Chapter 1:Tell it like it is.

    Johnny
    By Johnny

    What am I here for? I guess you could say that I'm here for something that isn't easy come or easy go. I've been single for quite the time, and realized that life is too short to live it alone. But what does that make me? I'm patient, what can I say? I've been a member of dating personals for as long as I could remember. Have they worked? No, not really. You can say that I've been spending a lot of time on other websites in search of love. But my main issue with these websites has to do with the lack of people in my local area..Not to mention, there aren't a whole lot of women who seem open minded these days..I'm telling you, there a lot of people who are spending all their time looking for shit that don't exist. Take the majority of people who care too much about looks, status, and money...These are the idiots I try to stay away from when I'm looking for my potential match. Plus race often plays a role in it too for some people. If some women aren't looking around for a guy that they think is perfect, their avoiding certain racial groups while their at it.

    I've always had interest in Oriental women but felt like the masses of them were hell bent on finding White partners or other Asians. People say it has a lot to do with preferences..To me I say "Bull fucking shit!" Not every Asian woman who prefers a white or asian partner can sit there and claim "its preference". So many of these people were raised up by moronic parents in poor parts of the world to believe that whites are superior in terms of being financially secure and all that stereotypical crap that clog up the minds of the unintelligent that hasn't a clue what others are like because they refuse to give them a chance due to their skin color or some media gossip about that particular group being "inferior". Believe me, I am black and trust me when I say it I love my skin color. I am light skinned because I'm Native American too, but I don't look down on my skin as a curse or a bad thing. I don't want to be white, and I don't want to be asian either. I wouldn't go around bleaching my skin to be accepted, anyone that does is weak. Anyone that neglects another person over how they look because of how they were born is either stupid or unintelligent. They can be pretty or handsome but to lack the brains? Means you need to check yourself. So I guess, being told by so many different people that believe in the stereotype that "Asian women don't like black men". Made me feel the urge to challenge that, I know there are some out there that would love to be with a man like me..I just haven't found her yet.

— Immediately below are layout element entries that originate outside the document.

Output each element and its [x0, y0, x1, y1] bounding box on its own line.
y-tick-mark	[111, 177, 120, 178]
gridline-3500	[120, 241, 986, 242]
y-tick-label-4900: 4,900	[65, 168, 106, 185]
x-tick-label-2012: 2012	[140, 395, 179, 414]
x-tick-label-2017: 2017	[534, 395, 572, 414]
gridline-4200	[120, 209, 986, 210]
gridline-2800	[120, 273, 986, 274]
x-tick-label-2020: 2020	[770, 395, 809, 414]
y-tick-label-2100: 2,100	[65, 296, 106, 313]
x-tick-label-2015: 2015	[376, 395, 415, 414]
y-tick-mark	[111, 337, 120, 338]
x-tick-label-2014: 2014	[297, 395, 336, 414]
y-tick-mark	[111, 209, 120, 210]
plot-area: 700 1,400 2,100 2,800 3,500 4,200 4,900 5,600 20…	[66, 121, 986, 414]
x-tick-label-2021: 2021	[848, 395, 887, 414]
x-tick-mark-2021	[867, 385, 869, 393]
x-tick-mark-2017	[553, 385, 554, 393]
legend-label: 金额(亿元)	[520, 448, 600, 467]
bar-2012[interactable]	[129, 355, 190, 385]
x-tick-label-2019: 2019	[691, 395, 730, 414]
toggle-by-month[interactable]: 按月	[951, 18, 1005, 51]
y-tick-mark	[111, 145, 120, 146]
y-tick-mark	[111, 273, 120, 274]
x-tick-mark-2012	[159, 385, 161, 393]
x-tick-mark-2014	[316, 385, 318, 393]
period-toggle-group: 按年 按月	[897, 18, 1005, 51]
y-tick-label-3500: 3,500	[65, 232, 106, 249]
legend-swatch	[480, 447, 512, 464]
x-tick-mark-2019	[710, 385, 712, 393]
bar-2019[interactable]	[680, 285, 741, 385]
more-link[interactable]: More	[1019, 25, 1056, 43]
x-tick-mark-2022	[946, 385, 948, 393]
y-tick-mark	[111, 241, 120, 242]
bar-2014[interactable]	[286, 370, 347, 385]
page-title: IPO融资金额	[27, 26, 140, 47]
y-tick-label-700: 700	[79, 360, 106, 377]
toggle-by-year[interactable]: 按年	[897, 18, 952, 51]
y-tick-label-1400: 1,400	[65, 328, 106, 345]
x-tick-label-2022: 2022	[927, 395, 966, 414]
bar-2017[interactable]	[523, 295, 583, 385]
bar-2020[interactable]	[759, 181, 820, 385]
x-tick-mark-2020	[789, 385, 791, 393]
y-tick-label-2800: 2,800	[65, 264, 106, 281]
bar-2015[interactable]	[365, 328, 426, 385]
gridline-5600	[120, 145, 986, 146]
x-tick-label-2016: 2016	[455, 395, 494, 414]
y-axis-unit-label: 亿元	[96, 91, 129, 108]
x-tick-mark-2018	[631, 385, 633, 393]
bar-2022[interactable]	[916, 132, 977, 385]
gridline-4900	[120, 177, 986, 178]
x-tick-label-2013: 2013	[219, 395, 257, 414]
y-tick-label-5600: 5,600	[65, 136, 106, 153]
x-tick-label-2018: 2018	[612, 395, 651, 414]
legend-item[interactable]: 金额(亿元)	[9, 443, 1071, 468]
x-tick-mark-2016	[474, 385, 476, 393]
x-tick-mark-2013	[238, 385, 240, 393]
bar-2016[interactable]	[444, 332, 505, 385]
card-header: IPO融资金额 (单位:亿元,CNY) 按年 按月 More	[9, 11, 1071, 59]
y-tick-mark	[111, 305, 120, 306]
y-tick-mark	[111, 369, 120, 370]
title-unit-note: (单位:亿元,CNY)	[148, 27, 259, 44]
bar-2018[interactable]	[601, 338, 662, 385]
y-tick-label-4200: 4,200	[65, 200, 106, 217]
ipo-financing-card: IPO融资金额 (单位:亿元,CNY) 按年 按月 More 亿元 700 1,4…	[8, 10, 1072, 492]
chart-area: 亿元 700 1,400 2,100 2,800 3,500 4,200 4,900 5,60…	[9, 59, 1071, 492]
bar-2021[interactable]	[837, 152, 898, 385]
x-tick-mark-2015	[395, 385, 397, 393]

Weeding out all the ones who are desperate for a white partner to come rescue them isn't easy.

    Then again I really don't have a preference, I give all races a chance. Why? Because unlike the blind sighted people that look at what they see in movies or on TV. Nobody is perfect, and all races have good and ugly within their hearts. If money and status is all you care about, I feel sorry for the person who gives you a chance, but don't feel bad if they slap you around, perhaps these type of people deserve it for refusing to grow up. People that use other people sicken me.